What should I wear?
Wear something comfortable in which you are able to move easily without restriction. Baggy clothes are not recommended. Practicing in bare feet is traditional, insures safety, and stimulates many health benefits. Avoid wearing jewelry, watches, cologne or perfume. Finally, do not apply lotion to your skin before class, especially on your hands and feet.
Do I need to have my own mat?
We have mats available for use free of charge. We just ask that you take a moment to clean the studio mat after use with the cleaner and towels provided.
If I am a beginner what classes are best?
Classes labeled basic and all levels are best for beginners. Check out our website for detailed descriptions of each class. If you are unsure about taking a particular class, feel free to talk to our knowledgeable front desk staff or instructors. They are specially trained to take great care of you. We can help guide you after talking about your needs and expectations. Or feel free to email us with any questions, firstname.lastname@example.org.
Can I just come in for one class?
One time visits are $15. The best deal we have is the $39 for 30 consecutive days, limit one time offer per yogi.
What’s the deal with eating before yoga and drinking water during yoga?
It is best not to eat for up to 2 hours before a yoga class. Many yoga postures stir things up in your internal organs which can be unpleasant on a full stomach. We also suggest that you do not drink water during class. You do not want to cool the internal heat that you create during yoga by drinking water in class. Hydrate before and after class.
Do you have a locker room?
We have a fitting room in the front retail shop as well as bathrooms in the back of the studio. We do not have a shower facility at the yoga center. You may leave personal belongings in the front under the benches or in the back cubbies. We lock up the studio during all classes; although, we are not responsible for lost or stolen items.
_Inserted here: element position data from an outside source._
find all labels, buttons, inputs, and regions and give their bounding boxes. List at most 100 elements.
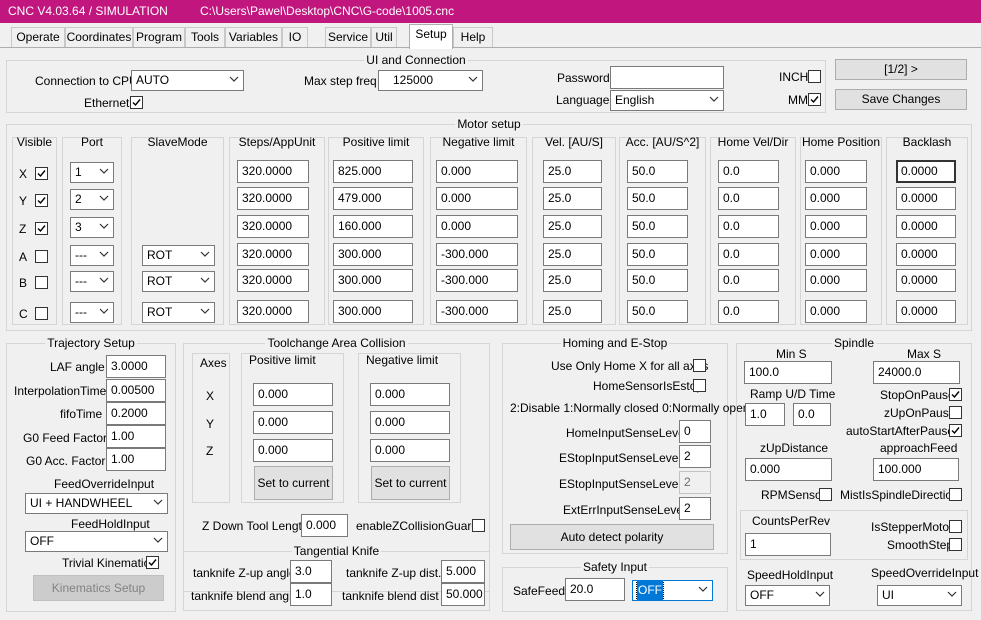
steps-input-c[interactable]: 320.0000 (237, 300, 309, 323)
laf-angle-input[interactable]: 3.0000 (106, 355, 166, 378)
vel-input-y[interactable]: 25.0 (543, 187, 602, 210)
save-changes-button[interactable]: Save Changes (835, 89, 967, 110)
tab-util[interactable]: Util (371, 27, 397, 48)
homevel-input-b[interactable]: 0.0 (718, 269, 779, 292)
poslim-input-z[interactable]: 160.000 (333, 215, 413, 238)
tab-io[interactable]: IO (282, 27, 308, 48)
tab-tools[interactable]: Tools (185, 27, 225, 48)
password-input[interactable] (610, 66, 724, 89)
steps-input-z[interactable]: 320.0000 (237, 215, 309, 238)
connection-select[interactable]: AUTO (131, 70, 244, 91)
homepos-input-y[interactable]: 0.000 (805, 187, 867, 210)
smooth-step-checkbox[interactable] (949, 538, 962, 551)
inch-checkbox[interactable] (808, 70, 821, 83)
slave-mode-select-a[interactable]: ROT (142, 245, 215, 266)
acc-input-z[interactable]: 50.0 (627, 215, 688, 238)
safety-mode-select[interactable]: OFF (632, 580, 713, 601)
estop1-input[interactable]: 2 (679, 445, 711, 468)
home-sense-input[interactable]: 0 (679, 420, 711, 443)
z-up-distance-input[interactable]: 0.000 (745, 458, 832, 481)
home-sensor-estop-checkbox[interactable] (693, 379, 706, 392)
toolchange-pos-x-input[interactable]: 0.000 (253, 383, 333, 406)
neglim-input-x[interactable]: 0.000 (436, 160, 518, 183)
neglim-input-b[interactable]: -300.000 (436, 269, 518, 292)
port-select-a[interactable]: --- (70, 245, 114, 266)
z-collision-guard-checkbox[interactable] (472, 519, 485, 532)
homepos-input-z[interactable]: 0.000 (805, 215, 867, 238)
tab-help[interactable]: Help (453, 27, 493, 48)
steps-input-a[interactable]: 320.0000 (237, 243, 309, 266)
ext-err-input[interactable]: 2 (679, 497, 711, 520)
counts-per-rev-input[interactable]: 1 (745, 533, 831, 556)
neglim-input-z[interactable]: 0.000 (436, 215, 518, 238)
stop-on-pause-checkbox[interactable] (949, 388, 962, 401)
neglim-input-c[interactable]: -300.000 (436, 300, 518, 323)
steps-input-x[interactable]: 320.0000 (237, 160, 309, 183)
backlash-input-z[interactable]: 0.0000 (896, 215, 956, 238)
poslim-input-c[interactable]: 300.000 (333, 300, 413, 323)
speed-override-select[interactable]: UI (877, 585, 962, 606)
backlash-input-b[interactable]: 0.0000 (896, 269, 956, 292)
trivial-kinematics-checkbox[interactable] (146, 556, 159, 569)
homepos-input-x[interactable]: 0.000 (805, 160, 867, 183)
vel-input-a[interactable]: 25.0 (543, 243, 602, 266)
toolchange-neg-z-input[interactable]: 0.000 (370, 439, 450, 462)
backlash-input-x[interactable]: 0.0000 (896, 160, 956, 183)
backlash-input-y[interactable]: 0.0000 (896, 187, 956, 210)
visible-checkbox-y[interactable] (35, 194, 48, 207)
fifo-time-input[interactable]: 0.2000 (106, 402, 166, 425)
z-down-tool-length-input[interactable]: 0.000 (301, 514, 348, 537)
ramp-up-input[interactable]: 1.0 (745, 403, 785, 426)
mm-checkbox[interactable] (808, 93, 821, 106)
slave-mode-select-c[interactable]: ROT (142, 302, 215, 323)
toolchange-pos-y-input[interactable]: 0.000 (253, 411, 333, 434)
poslim-input-a[interactable]: 300.000 (333, 243, 413, 266)
language-select[interactable]: English (610, 90, 724, 111)
tab-service[interactable]: Service (325, 27, 371, 48)
port-select-c[interactable]: --- (70, 302, 114, 323)
min-s-input[interactable]: 100.0 (744, 361, 832, 384)
ramp-down-input[interactable]: 0.0 (793, 403, 831, 426)
knife-zup-angle-input[interactable]: 3.0 (290, 560, 332, 583)
auto-detect-polarity-button[interactable]: Auto detect polarity (510, 524, 714, 550)
port-select-x[interactable]: 1 (70, 162, 114, 183)
homevel-input-y[interactable]: 0.0 (718, 187, 779, 210)
homevel-input-z[interactable]: 0.0 (718, 215, 779, 238)
acc-input-x[interactable]: 50.0 (627, 160, 688, 183)
steps-input-y[interactable]: 320.0000 (237, 187, 309, 210)
approach-feed-input[interactable]: 100.000 (873, 458, 959, 481)
safe-feed-input[interactable]: 20.0 (565, 578, 625, 601)
visible-checkbox-c[interactable] (35, 307, 48, 320)
toolchange-pos-z-input[interactable]: 0.000 (253, 439, 333, 462)
speed-hold-select[interactable]: OFF (745, 585, 830, 606)
page-next-button[interactable]: [1/2] > (835, 59, 967, 80)
interpolation-time-input[interactable]: 0.00500 (106, 379, 166, 402)
auto-start-checkbox[interactable] (949, 424, 962, 437)
g0-feed-input[interactable]: 1.00 (106, 425, 166, 448)
set-negative-current-button[interactable]: Set to current (371, 466, 450, 500)
visible-checkbox-z[interactable] (35, 222, 48, 235)
estop2-input[interactable]: 2 (679, 471, 711, 494)
homevel-input-x[interactable]: 0.0 (718, 160, 779, 183)
max-s-input[interactable]: 24000.0 (873, 361, 960, 384)
rpm-sensor-checkbox[interactable] (819, 488, 832, 501)
set-positive-current-button[interactable]: Set to current (254, 466, 333, 500)
backlash-input-c[interactable]: 0.0000 (896, 300, 956, 323)
only-home-x-checkbox[interactable] (693, 359, 706, 372)
vel-input-z[interactable]: 25.0 (543, 215, 602, 238)
acc-input-a[interactable]: 50.0 (627, 243, 688, 266)
ethernet-checkbox[interactable] (130, 96, 143, 109)
tab-variables[interactable]: Variables (225, 27, 282, 48)
slave-mode-select-b[interactable]: ROT (142, 271, 215, 292)
vel-input-x[interactable]: 25.0 (543, 160, 602, 183)
mist-direction-checkbox[interactable] (949, 488, 962, 501)
visible-checkbox-x[interactable] (35, 167, 48, 180)
g0-acc-input[interactable]: 1.00 (106, 448, 166, 471)
poslim-input-x[interactable]: 825.000 (333, 160, 413, 183)
homepos-input-b[interactable]: 0.000 (805, 269, 867, 292)
port-select-z[interactable]: 3 (70, 217, 114, 238)
feed-override-select[interactable]: UI + HANDWHEEL (25, 493, 168, 514)
tab-coordinates[interactable]: Coordinates (65, 27, 133, 48)
is-stepper-checkbox[interactable] (949, 520, 962, 533)
homepos-input-a[interactable]: 0.000 (805, 243, 867, 266)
Can I do yoga if I’m not flexible?
Yoga is about transforming your mind through your body so don’t avoid yoga just because you think you aren’t flexible! In fact, if you have tight muscles, yoga is just the thing to enhance suppleness. The point of yoga postures-asana- is not to show off flexibility, but rather to become more flexible over time while enjoying yoga’s health benefits. Yoga is not a competitive sport. It is a uniquely personal practice, infinitely adaptable to fit your needs.
Is yoga mostly about stretching?
Although yoga involves stretching your muscles, it is a whole different ballgame than the few warm-up stretches you might do at the gym or before a run. Here are a few ways yoga is different:
- Yoga places emphasis on alignment, meaning that how you are touching your toes matters more than whether you can actually touch them or not.
- Most yoga postures do not stretch an isolated area, but involve coordinating the whole body in both stretching and strengthening.
- Many of today’s most popular yoga styles are vinyasa/flow. This means there is movement from pose to pose with an awareness of the breath, making this style of yoga very fluid.
- Asana, or the physical practice of postures, in only one aspect of a yoga practice, albeit the most well-known one these days. Even if you only engage in yoga through asana practice (an excellent place to start), be aware of the eight limbs of yoga.Visit www.yoga.about.com for more information.
How do I pick a type of yoga?
We encourage you to try as many different types of yoga as you can! This is precisely why NAYC offers so many styles for your yoga experience and well being! Don’t limit yourself to just one type right off the bat. Over time, you may find certain types of yoga suit your ever-changing abilities, temperament, lifestyle, and willingness.